Manual Node Recovery Guide
This runbook describes what steps node providers need to take during a manual node recovery.
Security warning
⚠️⚠️⚠️ Don’t get tricked into compromising your nodes. Only complete a manual node recovery if all of the following conditions are met:
- A subnet recovery is announced on the Internet Computer Status Page
- The DFINITY team reached out on the dedicated Matrix channel #ic-node-providers-incident-response:matrix.org.
- Only the DFINITY team is able to send messages on this channel. In case of an incident, permissions are adapted so that everyone can send messages.
Prerequisites
- The recovery coordinator should have communicated with you the following:
- The recovery parameters:
- The
VERSION: the commit ID of the recovery-GuestOS update image - The
VERSION-HASH: the SHA256 sum of the recovery-GuestOS update image. - The
RECOVERY-HASH: the SHA256 sum of the recovery.tar.zst
- The
- The node(s): which specific nodes managed by the NP/NO are part of the target subnet.
- The recovery parameters:
- Obtain console access to all nodes you run that are part of the target subnet.
- Note that the recovery can be completed from a physical console or from the node's remote BMC virtual console view.
Recovery Steps
For each node to recover, you should perform the following process.
Obtain console access
Again, note that the recovery can be completed from a physical console or from the node's remote BMC virtual console view.

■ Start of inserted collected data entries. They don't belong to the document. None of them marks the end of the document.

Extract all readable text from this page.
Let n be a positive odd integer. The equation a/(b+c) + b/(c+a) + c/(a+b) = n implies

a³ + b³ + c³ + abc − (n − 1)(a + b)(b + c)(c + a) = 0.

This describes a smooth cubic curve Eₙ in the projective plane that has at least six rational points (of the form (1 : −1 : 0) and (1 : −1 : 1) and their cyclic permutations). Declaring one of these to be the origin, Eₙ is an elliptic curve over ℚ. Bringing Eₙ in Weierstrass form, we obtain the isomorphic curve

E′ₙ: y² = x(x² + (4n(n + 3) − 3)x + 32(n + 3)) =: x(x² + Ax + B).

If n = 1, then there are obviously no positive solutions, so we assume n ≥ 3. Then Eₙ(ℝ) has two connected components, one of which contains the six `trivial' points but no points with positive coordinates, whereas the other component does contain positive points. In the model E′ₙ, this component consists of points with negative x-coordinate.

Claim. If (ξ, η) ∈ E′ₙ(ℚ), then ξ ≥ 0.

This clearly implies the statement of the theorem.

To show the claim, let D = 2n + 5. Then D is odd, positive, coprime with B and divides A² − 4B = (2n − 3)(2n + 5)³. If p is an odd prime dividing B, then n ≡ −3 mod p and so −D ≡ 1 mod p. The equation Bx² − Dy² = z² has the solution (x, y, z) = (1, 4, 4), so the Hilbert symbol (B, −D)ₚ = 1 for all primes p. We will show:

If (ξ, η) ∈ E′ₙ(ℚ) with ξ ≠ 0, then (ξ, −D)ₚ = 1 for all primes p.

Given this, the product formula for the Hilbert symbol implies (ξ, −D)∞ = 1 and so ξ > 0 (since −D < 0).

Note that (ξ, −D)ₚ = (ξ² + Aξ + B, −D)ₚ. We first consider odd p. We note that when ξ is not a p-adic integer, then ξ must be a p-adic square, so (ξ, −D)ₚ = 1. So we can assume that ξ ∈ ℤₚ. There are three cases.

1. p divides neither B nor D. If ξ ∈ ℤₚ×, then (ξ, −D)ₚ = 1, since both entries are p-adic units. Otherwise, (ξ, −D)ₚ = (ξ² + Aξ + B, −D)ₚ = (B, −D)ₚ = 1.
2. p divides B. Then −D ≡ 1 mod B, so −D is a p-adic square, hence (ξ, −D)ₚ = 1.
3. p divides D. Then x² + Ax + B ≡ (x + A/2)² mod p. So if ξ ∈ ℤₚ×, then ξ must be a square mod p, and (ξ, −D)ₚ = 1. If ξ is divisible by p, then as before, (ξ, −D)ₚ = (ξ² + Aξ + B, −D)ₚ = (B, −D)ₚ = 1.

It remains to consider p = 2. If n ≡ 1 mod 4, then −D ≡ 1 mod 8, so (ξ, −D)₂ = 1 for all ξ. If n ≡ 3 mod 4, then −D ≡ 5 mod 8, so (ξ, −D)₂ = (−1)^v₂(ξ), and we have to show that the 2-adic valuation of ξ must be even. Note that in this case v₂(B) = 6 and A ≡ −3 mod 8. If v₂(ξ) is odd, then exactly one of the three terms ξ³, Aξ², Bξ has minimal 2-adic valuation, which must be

You should see the limited-console> prompt. Type help to see the full list of limited-console commands.
Initiate manual recovery TUI
Type manual-recovery to initiate the manual recovery TUI.
You should then be taken to the manual recovery text-user-interface:
If you fail to enter the Manual Recovery TUI, see the Manual Recovery Fallback
Input recovery parameters
Input the VERSION, VERSION-HASH, and RECOVERY-HASH provided by the recovery coordinator
Please take great care to type in the characters precisely. If a single character is wrong, the recovery will not succeed and you will have to restart.
Note: certain BMCs offer a Virtual Clipboard within the Console Controls to paste text to the console, which you may find useful.
Confirm recovery parameters
Please take a moment to verify that your inputted recovery parameters exactly match those provided by the recovery coordinator. Again, if a single character is wrong, the recovery will not succeed and you will have to restart.
Monitor the recovery process
Once you have initiated the recovery process, monitor the recovery logs.
After ~30 seconds, you should see the log:
======================================================================== SUCCESS: Recovery completed successfully! ========================================================================
The system should then output standard boot logs:
Congratulations! You have successfully completed the manual node recovery!
Note that if you reach the following recovery error page, this is almost certainly a result of incorrectly inputting the recovery parameters:
If you reach the recovery error page, do not worry. Hit enter and return to the “Initiate manual recovery” step and try again. If errors still persist, please contact the recovery coordinator in the Matrix channel and post a screenshot of your recovery error page
Notify of a successful recovery
Send a message in the Matrix channel confirming that you have successfully completed recovery.
Wait for recovery confirmation
Once the recovery process on your node is complete and you have notified the Matrix channel, continue to monitor the Matrix until the subnet is back online and the recovery is complete.
⚠️ Manual Recovery Fallback ⚠️
A manual recovery fallback is available if the manual recovery TUI fails to render.
Enter the rbash-console
Type rbash-console to enter the rbash-console
Run the manual recovery fallback command:
sudo /opt/ic/bin/guestos-recovery-launcher.sh version=<VERSION> version-hash=<VERSION-HASH> recovery-hash=<RECOVERY-HASH>
You may then resume the recovery instructions from the Monitor the recovery process step.